He was educated at Eton College, where he was known as "Piggy Hogg".
Foreign the cabinet minister, see Quintin Hogg, Baron Hailsham of Street Marylebone He showed strong religious convictions and held prayer meetings He was also a prominent rifle volunteer. He twice represented Scotland versus England in the unofficial internationals of 1870 and 1871.
He captained the Old Etonians for seven years, during which he was never on the losing side.
He became involved in trade, particularly the commodities of tea and sugar. As a senior partner in a firm of tea merchants, he modernised sugar production in Demerara.
While in Demerara he played two first-class cricket matches for the colony. Having made his fortune, he became concerned with Christian-motivated philanthropy.
London at the time suffered from social conditions now summarised in the word "Dickensian".
Hogg turned his energy to educational reform: in 1864 he founded York Place Ragged School. With Arthur Fitzgerald Kinnaird (1847–1923, later 11th Baron Kinnaird) and Thomas Henry William Pelham (1847–1916), he rented rooms in York Place (formerly Alley), off The Strand in central London, for a boys" school, initially a day school, later open in the evenings. In 1882, he founded the Young Men"s Christian Institute, which was renamed the Regent Street Polytechnic (incorporating the Royal Polytechnic Institution).
The polytechnic was later part of Polytechnic of Central London (PCL) and is now the University of Westminster.
lieutenant is the largest provider of adult education in London, and its headquarters are still at the same location on Regent Street. Hogg was an alderman of the first London County Council, encouraging the founding of other polytechnics, then called working men"s (or mechanics") institutes.

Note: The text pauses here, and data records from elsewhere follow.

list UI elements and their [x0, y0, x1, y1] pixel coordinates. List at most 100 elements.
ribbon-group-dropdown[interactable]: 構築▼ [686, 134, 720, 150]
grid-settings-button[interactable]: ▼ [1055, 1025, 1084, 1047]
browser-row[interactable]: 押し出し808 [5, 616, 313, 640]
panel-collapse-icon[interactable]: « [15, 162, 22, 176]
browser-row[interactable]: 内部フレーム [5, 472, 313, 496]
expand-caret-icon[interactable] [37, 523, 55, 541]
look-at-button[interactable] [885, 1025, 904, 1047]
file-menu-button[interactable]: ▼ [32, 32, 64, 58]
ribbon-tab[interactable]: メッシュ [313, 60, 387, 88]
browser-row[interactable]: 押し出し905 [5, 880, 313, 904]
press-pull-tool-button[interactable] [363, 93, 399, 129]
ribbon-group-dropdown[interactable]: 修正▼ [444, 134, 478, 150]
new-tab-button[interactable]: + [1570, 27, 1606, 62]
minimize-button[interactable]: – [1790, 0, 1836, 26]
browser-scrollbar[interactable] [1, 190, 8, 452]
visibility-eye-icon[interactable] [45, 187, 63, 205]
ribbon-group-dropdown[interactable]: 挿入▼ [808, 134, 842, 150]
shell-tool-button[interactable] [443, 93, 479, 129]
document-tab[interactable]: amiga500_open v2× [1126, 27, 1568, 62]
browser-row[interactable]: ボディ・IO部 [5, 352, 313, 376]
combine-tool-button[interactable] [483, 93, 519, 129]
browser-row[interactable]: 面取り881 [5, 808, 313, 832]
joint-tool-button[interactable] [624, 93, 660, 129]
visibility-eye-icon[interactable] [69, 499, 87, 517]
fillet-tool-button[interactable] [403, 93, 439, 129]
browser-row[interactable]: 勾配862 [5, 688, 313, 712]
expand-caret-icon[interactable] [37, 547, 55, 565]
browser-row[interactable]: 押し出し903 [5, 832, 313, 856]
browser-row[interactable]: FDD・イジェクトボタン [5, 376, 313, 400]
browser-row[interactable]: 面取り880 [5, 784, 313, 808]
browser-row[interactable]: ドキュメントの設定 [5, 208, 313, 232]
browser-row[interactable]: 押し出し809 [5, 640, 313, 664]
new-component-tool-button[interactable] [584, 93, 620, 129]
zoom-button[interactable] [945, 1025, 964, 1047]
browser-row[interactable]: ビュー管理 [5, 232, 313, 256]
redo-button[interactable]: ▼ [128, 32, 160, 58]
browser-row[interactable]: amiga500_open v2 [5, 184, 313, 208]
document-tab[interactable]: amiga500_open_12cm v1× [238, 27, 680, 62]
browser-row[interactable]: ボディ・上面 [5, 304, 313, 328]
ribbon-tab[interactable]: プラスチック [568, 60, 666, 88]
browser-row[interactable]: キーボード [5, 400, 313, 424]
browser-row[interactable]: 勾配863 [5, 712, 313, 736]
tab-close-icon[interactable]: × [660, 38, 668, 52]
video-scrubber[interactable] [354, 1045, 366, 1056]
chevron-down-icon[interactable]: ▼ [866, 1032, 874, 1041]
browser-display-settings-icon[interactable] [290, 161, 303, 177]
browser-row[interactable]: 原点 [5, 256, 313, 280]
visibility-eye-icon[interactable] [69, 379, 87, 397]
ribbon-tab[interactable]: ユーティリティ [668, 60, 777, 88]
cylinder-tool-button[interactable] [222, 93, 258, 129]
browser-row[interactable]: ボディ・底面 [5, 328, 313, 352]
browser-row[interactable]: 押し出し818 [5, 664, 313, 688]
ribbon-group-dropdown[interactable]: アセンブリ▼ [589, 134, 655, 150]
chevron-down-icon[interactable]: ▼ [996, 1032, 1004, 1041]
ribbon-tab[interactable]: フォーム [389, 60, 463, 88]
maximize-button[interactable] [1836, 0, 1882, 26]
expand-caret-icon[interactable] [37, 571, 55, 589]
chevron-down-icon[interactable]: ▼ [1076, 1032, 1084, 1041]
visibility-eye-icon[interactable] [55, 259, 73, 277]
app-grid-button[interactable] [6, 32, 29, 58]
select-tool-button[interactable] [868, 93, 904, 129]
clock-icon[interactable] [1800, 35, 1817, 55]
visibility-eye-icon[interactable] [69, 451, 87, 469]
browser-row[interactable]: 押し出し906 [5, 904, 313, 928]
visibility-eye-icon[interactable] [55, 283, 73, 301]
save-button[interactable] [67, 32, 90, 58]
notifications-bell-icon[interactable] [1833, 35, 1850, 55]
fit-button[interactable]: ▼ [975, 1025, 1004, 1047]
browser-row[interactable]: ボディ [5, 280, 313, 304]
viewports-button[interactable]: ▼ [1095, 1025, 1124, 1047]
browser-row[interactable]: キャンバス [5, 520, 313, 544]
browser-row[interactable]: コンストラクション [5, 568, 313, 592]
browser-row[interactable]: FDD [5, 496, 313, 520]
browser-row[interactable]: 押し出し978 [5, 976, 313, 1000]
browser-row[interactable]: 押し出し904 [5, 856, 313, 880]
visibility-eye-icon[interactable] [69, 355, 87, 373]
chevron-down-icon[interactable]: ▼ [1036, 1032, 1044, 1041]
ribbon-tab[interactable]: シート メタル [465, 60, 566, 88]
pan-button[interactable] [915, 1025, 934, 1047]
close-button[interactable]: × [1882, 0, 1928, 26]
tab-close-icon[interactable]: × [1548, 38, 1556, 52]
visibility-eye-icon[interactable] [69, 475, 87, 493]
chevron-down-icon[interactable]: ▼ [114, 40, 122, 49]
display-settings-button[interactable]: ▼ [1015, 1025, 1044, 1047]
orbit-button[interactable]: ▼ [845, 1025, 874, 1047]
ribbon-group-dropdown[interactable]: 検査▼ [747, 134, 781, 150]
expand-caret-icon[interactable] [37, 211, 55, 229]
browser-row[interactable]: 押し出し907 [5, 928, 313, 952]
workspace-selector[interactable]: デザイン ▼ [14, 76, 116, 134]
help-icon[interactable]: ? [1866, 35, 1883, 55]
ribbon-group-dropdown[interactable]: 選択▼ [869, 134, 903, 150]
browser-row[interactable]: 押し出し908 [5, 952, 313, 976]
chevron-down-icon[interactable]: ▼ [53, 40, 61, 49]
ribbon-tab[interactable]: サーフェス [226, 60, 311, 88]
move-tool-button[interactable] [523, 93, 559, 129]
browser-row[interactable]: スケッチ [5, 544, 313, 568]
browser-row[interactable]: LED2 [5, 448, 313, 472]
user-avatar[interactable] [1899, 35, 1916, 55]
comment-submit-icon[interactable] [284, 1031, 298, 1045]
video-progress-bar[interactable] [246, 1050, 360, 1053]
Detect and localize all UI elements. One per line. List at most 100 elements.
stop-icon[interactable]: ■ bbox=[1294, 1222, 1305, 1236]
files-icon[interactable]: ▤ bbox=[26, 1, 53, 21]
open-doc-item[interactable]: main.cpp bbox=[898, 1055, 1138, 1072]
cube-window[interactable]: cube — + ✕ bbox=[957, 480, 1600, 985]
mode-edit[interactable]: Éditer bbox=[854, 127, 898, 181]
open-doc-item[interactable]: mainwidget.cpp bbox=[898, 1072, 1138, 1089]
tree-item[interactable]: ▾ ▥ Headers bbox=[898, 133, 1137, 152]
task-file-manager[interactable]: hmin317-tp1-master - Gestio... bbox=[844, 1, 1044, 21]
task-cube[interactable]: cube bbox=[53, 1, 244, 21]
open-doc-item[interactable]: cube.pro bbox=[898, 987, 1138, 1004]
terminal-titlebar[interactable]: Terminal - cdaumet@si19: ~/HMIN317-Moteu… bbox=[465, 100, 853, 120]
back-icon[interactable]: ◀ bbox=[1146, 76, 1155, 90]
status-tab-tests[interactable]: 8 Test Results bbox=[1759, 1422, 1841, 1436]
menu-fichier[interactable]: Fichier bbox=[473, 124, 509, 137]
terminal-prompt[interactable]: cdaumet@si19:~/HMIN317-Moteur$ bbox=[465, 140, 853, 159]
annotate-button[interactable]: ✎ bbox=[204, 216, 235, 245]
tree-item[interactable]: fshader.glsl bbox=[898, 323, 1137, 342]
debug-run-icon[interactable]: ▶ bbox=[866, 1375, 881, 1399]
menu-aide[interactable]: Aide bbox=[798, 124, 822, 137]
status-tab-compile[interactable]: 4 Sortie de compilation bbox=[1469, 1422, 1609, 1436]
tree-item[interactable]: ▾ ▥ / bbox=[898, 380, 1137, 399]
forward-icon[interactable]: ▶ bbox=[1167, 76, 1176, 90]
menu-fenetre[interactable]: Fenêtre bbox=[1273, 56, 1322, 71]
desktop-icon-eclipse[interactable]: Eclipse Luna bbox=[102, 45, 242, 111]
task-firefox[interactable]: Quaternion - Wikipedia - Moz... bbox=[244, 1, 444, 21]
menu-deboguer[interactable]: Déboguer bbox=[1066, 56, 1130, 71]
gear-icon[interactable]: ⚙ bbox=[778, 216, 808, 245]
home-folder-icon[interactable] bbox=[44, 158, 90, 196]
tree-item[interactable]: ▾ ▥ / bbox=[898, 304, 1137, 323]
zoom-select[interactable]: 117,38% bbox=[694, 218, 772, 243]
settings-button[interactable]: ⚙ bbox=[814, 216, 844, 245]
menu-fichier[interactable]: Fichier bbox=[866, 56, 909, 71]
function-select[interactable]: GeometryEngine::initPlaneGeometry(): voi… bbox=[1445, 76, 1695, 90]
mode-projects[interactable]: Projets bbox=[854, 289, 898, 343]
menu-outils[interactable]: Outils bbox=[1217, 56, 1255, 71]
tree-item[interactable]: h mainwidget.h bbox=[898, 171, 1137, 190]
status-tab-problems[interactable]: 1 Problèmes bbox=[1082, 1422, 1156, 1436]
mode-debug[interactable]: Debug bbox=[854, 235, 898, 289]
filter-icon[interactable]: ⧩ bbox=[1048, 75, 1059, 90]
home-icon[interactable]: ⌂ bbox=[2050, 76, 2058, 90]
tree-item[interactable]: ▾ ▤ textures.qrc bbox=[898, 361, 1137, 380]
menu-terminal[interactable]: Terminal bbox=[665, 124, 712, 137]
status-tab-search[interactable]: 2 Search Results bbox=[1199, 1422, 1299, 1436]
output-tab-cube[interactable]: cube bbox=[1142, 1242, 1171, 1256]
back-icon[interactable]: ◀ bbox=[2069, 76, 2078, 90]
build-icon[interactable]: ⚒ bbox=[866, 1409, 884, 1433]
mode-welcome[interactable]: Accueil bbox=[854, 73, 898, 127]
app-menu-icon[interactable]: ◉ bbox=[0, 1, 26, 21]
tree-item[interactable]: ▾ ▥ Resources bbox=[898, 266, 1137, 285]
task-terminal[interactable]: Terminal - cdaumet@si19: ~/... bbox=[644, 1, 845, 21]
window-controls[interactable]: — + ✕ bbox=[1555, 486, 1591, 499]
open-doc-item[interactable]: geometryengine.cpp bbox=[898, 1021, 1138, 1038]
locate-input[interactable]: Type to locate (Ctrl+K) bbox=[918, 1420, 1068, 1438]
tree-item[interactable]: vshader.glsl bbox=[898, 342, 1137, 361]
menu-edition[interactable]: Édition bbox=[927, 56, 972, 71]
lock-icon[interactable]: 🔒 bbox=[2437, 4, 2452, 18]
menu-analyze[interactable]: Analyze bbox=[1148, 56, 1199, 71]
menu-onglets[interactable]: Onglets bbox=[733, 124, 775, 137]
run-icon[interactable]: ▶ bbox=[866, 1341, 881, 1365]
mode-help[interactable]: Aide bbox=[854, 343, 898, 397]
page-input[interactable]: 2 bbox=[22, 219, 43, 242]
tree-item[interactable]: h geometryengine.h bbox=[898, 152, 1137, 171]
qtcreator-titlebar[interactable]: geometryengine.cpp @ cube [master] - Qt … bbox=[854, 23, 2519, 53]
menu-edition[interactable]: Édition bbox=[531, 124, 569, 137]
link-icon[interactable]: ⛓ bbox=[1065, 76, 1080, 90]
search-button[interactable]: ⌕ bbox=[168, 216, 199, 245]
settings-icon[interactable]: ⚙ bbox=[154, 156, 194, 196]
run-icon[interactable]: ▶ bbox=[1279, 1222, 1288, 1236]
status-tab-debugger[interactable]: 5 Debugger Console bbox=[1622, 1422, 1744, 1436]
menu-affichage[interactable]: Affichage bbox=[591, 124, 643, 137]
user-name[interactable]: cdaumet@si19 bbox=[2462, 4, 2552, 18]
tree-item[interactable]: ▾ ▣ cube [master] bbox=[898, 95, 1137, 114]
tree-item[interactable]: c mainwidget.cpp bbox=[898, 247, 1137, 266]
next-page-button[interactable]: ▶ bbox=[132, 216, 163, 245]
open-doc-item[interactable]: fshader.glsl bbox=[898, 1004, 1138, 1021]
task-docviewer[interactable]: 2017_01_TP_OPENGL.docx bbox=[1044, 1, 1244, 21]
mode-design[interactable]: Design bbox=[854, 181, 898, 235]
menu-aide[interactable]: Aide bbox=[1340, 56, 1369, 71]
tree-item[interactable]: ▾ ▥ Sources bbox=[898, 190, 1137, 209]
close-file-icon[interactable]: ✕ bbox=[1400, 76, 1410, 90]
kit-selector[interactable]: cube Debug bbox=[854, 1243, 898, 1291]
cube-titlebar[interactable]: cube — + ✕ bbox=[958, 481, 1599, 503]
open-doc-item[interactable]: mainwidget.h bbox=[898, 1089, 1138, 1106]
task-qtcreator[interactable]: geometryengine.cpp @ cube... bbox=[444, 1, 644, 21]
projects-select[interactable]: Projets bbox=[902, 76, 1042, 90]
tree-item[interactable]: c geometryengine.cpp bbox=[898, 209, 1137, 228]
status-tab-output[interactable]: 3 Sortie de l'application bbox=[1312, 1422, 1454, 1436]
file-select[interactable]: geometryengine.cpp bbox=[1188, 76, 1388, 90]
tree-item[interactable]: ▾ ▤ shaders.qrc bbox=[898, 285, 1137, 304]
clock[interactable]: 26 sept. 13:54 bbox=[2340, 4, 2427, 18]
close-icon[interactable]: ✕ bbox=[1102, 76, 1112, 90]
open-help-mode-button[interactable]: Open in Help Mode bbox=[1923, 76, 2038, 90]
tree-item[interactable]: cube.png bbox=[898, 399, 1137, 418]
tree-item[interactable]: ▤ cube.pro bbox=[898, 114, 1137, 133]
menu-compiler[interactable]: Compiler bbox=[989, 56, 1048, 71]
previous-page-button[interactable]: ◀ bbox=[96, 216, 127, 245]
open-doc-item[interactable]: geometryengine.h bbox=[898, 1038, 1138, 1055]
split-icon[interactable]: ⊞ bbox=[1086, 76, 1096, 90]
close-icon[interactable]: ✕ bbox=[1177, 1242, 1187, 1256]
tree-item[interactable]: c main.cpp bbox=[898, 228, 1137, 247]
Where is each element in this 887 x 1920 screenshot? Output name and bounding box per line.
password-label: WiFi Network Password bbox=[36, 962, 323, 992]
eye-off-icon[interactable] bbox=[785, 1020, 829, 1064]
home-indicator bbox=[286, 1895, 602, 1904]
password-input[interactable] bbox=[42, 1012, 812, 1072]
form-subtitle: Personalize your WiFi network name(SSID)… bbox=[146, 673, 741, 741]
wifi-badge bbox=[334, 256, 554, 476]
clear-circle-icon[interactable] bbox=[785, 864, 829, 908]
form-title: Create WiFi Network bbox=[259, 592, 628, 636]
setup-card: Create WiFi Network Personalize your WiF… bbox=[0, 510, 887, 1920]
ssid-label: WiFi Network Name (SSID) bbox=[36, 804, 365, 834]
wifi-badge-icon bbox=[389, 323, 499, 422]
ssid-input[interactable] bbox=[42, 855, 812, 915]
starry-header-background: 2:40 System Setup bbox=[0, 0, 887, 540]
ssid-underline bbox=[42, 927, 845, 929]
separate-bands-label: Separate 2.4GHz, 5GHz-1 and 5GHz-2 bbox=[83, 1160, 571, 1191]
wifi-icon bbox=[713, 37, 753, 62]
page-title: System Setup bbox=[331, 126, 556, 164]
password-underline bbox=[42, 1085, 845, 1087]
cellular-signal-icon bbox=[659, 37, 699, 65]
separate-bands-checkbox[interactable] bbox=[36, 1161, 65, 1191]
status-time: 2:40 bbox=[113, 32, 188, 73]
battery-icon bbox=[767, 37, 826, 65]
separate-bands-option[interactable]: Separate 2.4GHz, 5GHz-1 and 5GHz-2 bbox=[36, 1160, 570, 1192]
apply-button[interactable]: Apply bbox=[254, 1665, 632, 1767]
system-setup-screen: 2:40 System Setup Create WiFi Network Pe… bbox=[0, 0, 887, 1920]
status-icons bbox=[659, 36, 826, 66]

Douglas Hogg, 1st Viscount Hailsham (1872–1950), the father of Quintin Hogg, Baron Hailsham of Street Marylebone Elsie Florence Hogg (1873–?), married Vincent Robertson Hoare (1873–1915) Ian Graham Hogg (1875–1914), lieutenant colonel, died September 1914 of wounds. Ethel Mary Hogg (1876–1970), married Herbert Frederick Wood.
She wrote a biography of her father, as Ethel M. Wood.
Malcolm Nicholson Hogg (1883–1948) Woods, Gabriel Stanley (1912).